L’educazione digitale è un supporto valido, ma non potrà mai sostituire una lezione in presenza dell’insegnante. Per altro un milione e 600mila ragazzi non hanno la possibilità di collegarsi online. Quindi oggi dobbiamo muoverci su due fronti: da un lato rilanciando un piano di opere pubbliche che riguardi anche le scuole, dall’altro implementando la banda larga e investendo per consentire a tutti di avvicinarsi alla didattica digitale. C’è poi un altro aspetto che mi sta a cuore: se con il lockdown molti genitori sono a casa e hanno più possibilità di seguire i figli nella scuola a distanza, dal 4 maggio molti torneranno al lavoro e non sapranno dove lasciare i figli. Dobbiamo allora dare supporto alle famiglie.
Il governo ha messo in campo i voucher per le baby-sitter…
Sì, ma non bastano. Ricevo molte lettere di donne che mi scrivono di essere costrette a rinunciare al lavoro perché guadagnano quanto costa una baby-sitter. Servono allora sostegni ben più robusti.
In questo scenario come si collocano le scuole paritarie?

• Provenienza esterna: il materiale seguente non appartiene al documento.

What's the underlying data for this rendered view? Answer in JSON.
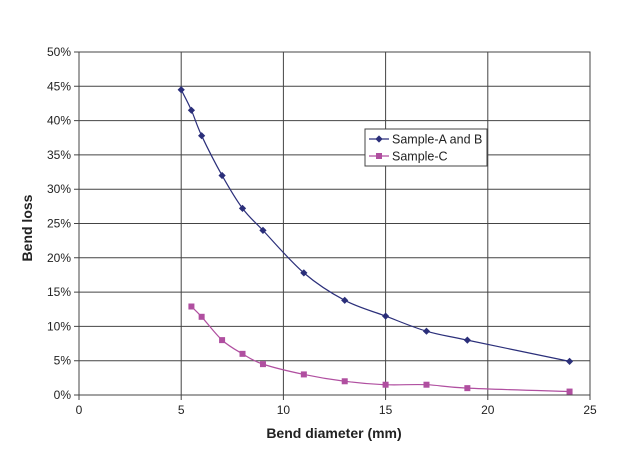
{
  "chart_data": {
    "type": "line",
    "xlabel": "Bend diameter (mm)",
    "ylabel": "Bend loss",
    "xlim": [
      0,
      25
    ],
    "ylim": [
      0,
      0.5
    ],
    "x_ticks": [
      0,
      5,
      10,
      15,
      20,
      25
    ],
    "y_ticks": [
      0,
      0.05,
      0.1,
      0.15,
      0.2,
      0.25,
      0.3,
      0.35,
      0.4,
      0.45,
      0.5
    ],
    "x_tick_labels": [
      "0",
      "5",
      "10",
      "15",
      "20",
      "25"
    ],
    "y_tick_labels": [
      "0%",
      "5%",
      "10%",
      "15%",
      "20%",
      "25%",
      "30%",
      "35%",
      "40%",
      "45%",
      "50%"
    ],
    "grid": true,
    "legend_position": "upper-right",
    "series": [
      {
        "name": "Sample-A and B",
        "color": "#2b2f7a",
        "marker": "diamond",
        "x": [
          5,
          5.5,
          6,
          7,
          8,
          9,
          11,
          13,
          15,
          17,
          19,
          24
        ],
        "y": [
          0.445,
          0.415,
          0.378,
          0.32,
          0.272,
          0.24,
          0.178,
          0.138,
          0.115,
          0.093,
          0.08,
          0.049
        ]
      },
      {
        "name": "Sample-C",
        "color": "#b04fa0",
        "marker": "square",
        "x": [
          5.5,
          6,
          7,
          8,
          9,
          11,
          13,
          15,
          17,
          19,
          24
        ],
        "y": [
          0.129,
          0.114,
          0.08,
          0.06,
          0.045,
          0.03,
          0.02,
          0.015,
          0.015,
          0.01,
          0.005
        ]
      }
    ]
  }
}
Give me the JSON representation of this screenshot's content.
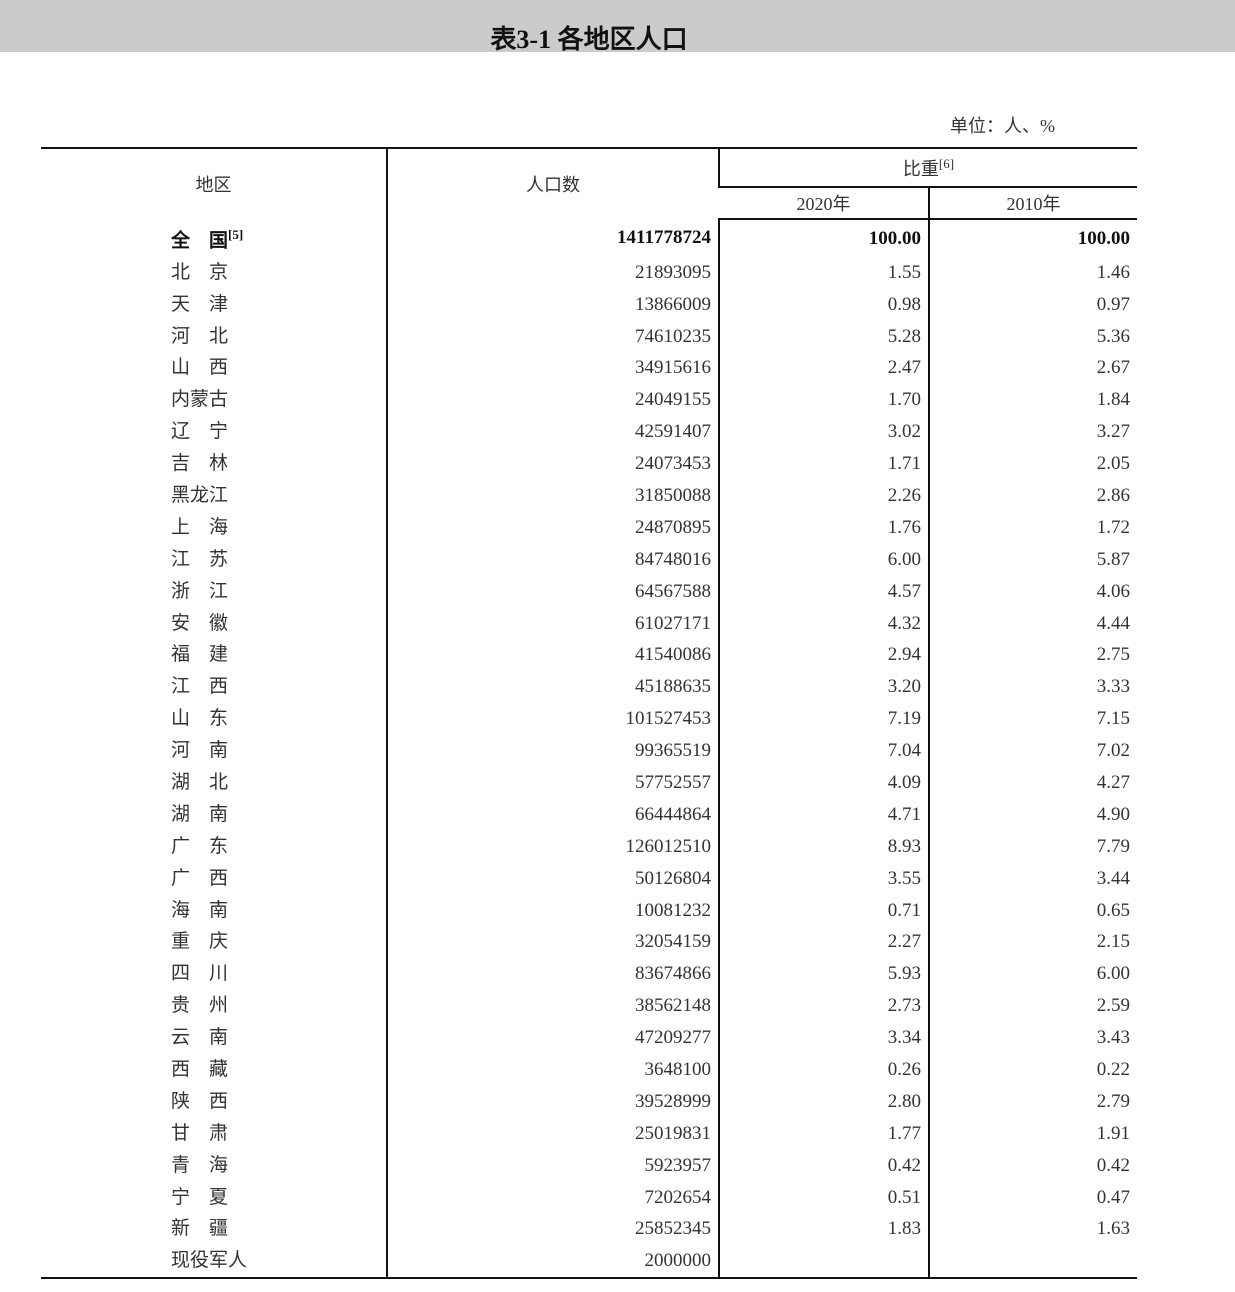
{
  "title": "表3-1 各地区人口",
  "unit": "单位：人、%",
  "header": {
    "region": "地区",
    "population": "人口数",
    "share": "比重",
    "share_note": "[6]",
    "y2020": "2020年",
    "y2010": "2010年"
  },
  "rows": [
    {
      "region": "全　国",
      "note": "[5]",
      "pop": "1411778724",
      "p2020": "100.00",
      "p2010": "100.00"
    },
    {
      "region": "北　京",
      "pop": "21893095",
      "p2020": "1.55",
      "p2010": "1.46"
    },
    {
      "region": "天　津",
      "pop": "13866009",
      "p2020": "0.98",
      "p2010": "0.97"
    },
    {
      "region": "河　北",
      "pop": "74610235",
      "p2020": "5.28",
      "p2010": "5.36"
    },
    {
      "region": "山　西",
      "pop": "34915616",
      "p2020": "2.47",
      "p2010": "2.67"
    },
    {
      "region": "内蒙古",
      "pop": "24049155",
      "p2020": "1.70",
      "p2010": "1.84"
    },
    {
      "region": "辽　宁",
      "pop": "42591407",
      "p2020": "3.02",
      "p2010": "3.27"
    },
    {
      "region": "吉　林",
      "pop": "24073453",
      "p2020": "1.71",
      "p2010": "2.05"
    },
    {
      "region": "黑龙江",
      "pop": "31850088",
      "p2020": "2.26",
      "p2010": "2.86"
    },
    {
      "region": "上　海",
      "pop": "24870895",
      "p2020": "1.76",
      "p2010": "1.72"
    },
    {
      "region": "江　苏",
      "pop": "84748016",
      "p2020": "6.00",
      "p2010": "5.87"
    },
    {
      "region": "浙　江",
      "pop": "64567588",
      "p2020": "4.57",
      "p2010": "4.06"
    },
    {
      "region": "安　徽",
      "pop": "61027171",
      "p2020": "4.32",
      "p2010": "4.44"
    },
    {
      "region": "福　建",
      "pop": "41540086",
      "p2020": "2.94",
      "p2010": "2.75"
    },
    {
      "region": "江　西",
      "pop": "45188635",
      "p2020": "3.20",
      "p2010": "3.33"
    },
    {
      "region": "山　东",
      "pop": "101527453",
      "p2020": "7.19",
      "p2010": "7.15"
    },
    {
      "region": "河　南",
      "pop": "99365519",
      "p2020": "7.04",
      "p2010": "7.02"
    },
    {
      "region": "湖　北",
      "pop": "57752557",
      "p2020": "4.09",
      "p2010": "4.27"
    },
    {
      "region": "湖　南",
      "pop": "66444864",
      "p2020": "4.71",
      "p2010": "4.90"
    },
    {
      "region": "广　东",
      "pop": "126012510",
      "p2020": "8.93",
      "p2010": "7.79"
    },
    {
      "region": "广　西",
      "pop": "50126804",
      "p2020": "3.55",
      "p2010": "3.44"
    },
    {
      "region": "海　南",
      "pop": "10081232",
      "p2020": "0.71",
      "p2010": "0.65"
    },
    {
      "region": "重　庆",
      "pop": "32054159",
      "p2020": "2.27",
      "p2010": "2.15"
    },
    {
      "region": "四　川",
      "pop": "83674866",
      "p2020": "5.93",
      "p2010": "6.00"
    },
    {
      "region": "贵　州",
      "pop": "38562148",
      "p2020": "2.73",
      "p2010": "2.59"
    },
    {
      "region": "云　南",
      "pop": "47209277",
      "p2020": "3.34",
      "p2010": "3.43"
    },
    {
      "region": "西　藏",
      "pop": "3648100",
      "p2020": "0.26",
      "p2010": "0.22"
    },
    {
      "region": "陕　西",
      "pop": "39528999",
      "p2020": "2.80",
      "p2010": "2.79"
    },
    {
      "region": "甘　肃",
      "pop": "25019831",
      "p2020": "1.77",
      "p2010": "1.91"
    },
    {
      "region": "青　海",
      "pop": "5923957",
      "p2020": "0.42",
      "p2010": "0.42"
    },
    {
      "region": "宁　夏",
      "pop": "7202654",
      "p2020": "0.51",
      "p2010": "0.47"
    },
    {
      "region": "新　疆",
      "pop": "25852345",
      "p2020": "1.83",
      "p2010": "1.63"
    },
    {
      "region": "现役军人",
      "pop": "2000000",
      "p2020": "",
      "p2010": ""
    }
  ]
}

Rappresentano un patrimonio di valore inestimabile. Lo Stato deve avere l’intelligenza di finanziarle e di non farle morire, non per aiutare “i privati”, ma per preservare il diritto costituzionale delle famiglie alla libertà di scelta educativa. Va inoltre considerato che il costo medio di uno studente delle paritarie è largamente inferiore a quello di uno studente della statale. È un tema che abbiamo posto con interpellanze e con mozioni, e che continueremo a porre al governo.